I am that baby girl. And today I am pondering the 40 years of my life and how I got here.

The first two years of my life were spent in that little house, no running water, no indoor toilet. But I was in diapers, so not my problem.

My dad was accustomed to the hard life of living on the farm. He had spent a lot of his life overseas on military bases in Germany, Iraq, etc. but they had settled back in the family homestead when he was still young enough to adapt.

My mother, however, was living a life she had never even imagined existed. She had been born in Chicago, raised in military households. She lived in Japan as a young girl and had a nanny that would teach her Japanese and make her fish head soup. She attended a boarding school in Paris where she spent the afternoons sneaking out to the cafe with her friends, drinking wine and flirting with French boys. She graduated from school in South Carolina where she was a cheerleader and a dancer. A life of travel, education and culture. A life most of the residents of our tiny farming community couldn't even imagine. She had no idea what she was agreeing to when she said yes to my father and they started their married life.

The isolation was too much for her. She had made a few friends but she was stuck home alone with a baby and hard work to get the chores done. To make things easier for her they decided to move into town.

They bought a big, brick, 100 year old 'fixer upper'. That house was my home. It was huge, dark, spooky and haunted...but I loved it. My parents broke their backs renovating that place themselves, sanding down all the hardwood floors by hand and refinishing them alone was hell. The work was so worth it though, to see the old house shine.

When I was very young I started an interesting dichotomy of education at home. My dad taught me about nature, survival, the stars, gardening, cars, hunting, fishing and even sewing. All the things that shaped my practical self and my day to day natural side.

My mom taught me to speak properly and fight the country slang that was being spoken all around us. I walked with books on my head and practiced my enunciation. I learned to walk one foot in front of the other with my shoulders back. She introduced me to theater, art, different kinds of music and literature. She encouraged me to attend the churches and temples of all my friends and seek information and knowledge in those places, to question authority when my gut told me to.
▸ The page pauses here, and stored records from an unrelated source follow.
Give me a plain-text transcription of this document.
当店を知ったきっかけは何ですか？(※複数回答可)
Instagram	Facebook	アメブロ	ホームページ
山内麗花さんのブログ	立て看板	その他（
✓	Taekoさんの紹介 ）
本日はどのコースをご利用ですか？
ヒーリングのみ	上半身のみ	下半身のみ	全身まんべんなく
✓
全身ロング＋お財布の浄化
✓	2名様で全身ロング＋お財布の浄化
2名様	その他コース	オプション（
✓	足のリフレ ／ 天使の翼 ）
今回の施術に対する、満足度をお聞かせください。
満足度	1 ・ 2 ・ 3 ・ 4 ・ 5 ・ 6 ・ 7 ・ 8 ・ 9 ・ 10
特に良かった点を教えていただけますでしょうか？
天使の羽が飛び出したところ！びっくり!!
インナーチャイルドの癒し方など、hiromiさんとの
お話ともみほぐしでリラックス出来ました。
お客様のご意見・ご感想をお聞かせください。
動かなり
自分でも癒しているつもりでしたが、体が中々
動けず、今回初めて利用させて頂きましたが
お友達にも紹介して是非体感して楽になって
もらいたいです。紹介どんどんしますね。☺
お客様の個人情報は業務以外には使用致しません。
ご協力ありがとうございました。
In the early 1970's these were very foreign concepts to a great majority of middle America. She and I both experienced a distancing of our peers because we were different than the other women and girls, or rather because we showed our differences. I am sure there were more of us who just played the role to make life easier. I fought through it and came out stronger, hell, I was half country and raised there. She wasn't as lucky. It was too hard for her to try and fit in and still be herself. Even the 80s were hard for progressive women in the midwest. It was getting better, but we were still a little different.

Now that I know we both suffered from PMDD, it makes more sense. Feeling different or abnormal or not a part of the pack is common with the illness. And from my experience, women with PMDD seem to be strong and independent and free thinkers as a general rule. Maybe that is a good side effect of suffering, how we cope.

At this juncture in my life, turning 40 and coming to the 20th anniversary of her death, I can finally look back past the hurt and the failures and see the amazing woman that she was. I am who I am today because she sacrificed a form of happiness to teach me how to be different, to be an explorer, to leave the common comfort zone and fight conformity.

Oh, and good posture, can't thank her enough for that!